In an article titled “Financial Strategies for Women in Transition,” Clute outlined the first steps women can take to make crucial decisions during transitional times in life. Whether women are navigating business decline or growth, marriage, divorce, illness/injury, grieving for a spouse, or settling an estate, there are certain tools to help navigate the trying and emotional process.
“Transition brings emotions; whether it’s good emotion or bad emotion, it’s hard to concentrate on navigating through that transition,” noted Ubl. She and Clute offer perspective, a plan, and a course of action to let their clients see through the fog of emotion. “And we do it in an organized fashion so that people can see themselves accom- plishing A, B, and C,” said Ubl.
“I think women come to us because we can empathize with so many situations that they’re going through.

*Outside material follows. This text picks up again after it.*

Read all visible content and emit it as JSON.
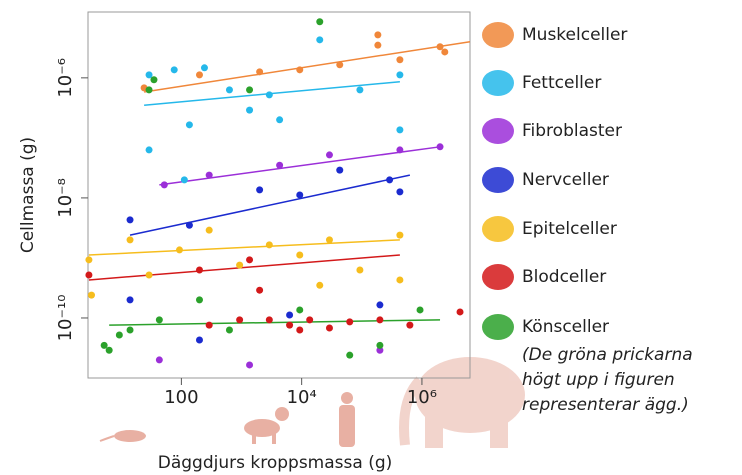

Maybe we’re not insisting that you have to fill out your cash flow today and your net worth tomorrow. Sometimes it’s just nice to have somebody that you can talk to about your fears and dreams,” Ubl continued.
If it sounds like they act as counselors as well as financial advisors, it’s true. “Money is emotional,” said Clute. CWM offers a complimentary meeting for new clients with a focus on just getting to know each other on a personal level. Their full service approach to financial management isn’t an overnight plan; it’s an involved process that takes time, eventually leading to a flexible strategy that can change with life, because, said Clute, “We know there are curves in life.” “We have to go with the flow that works for each client,” added Ubl. “We’re not living in a bubble where we think there’s nothing else going on in your life.”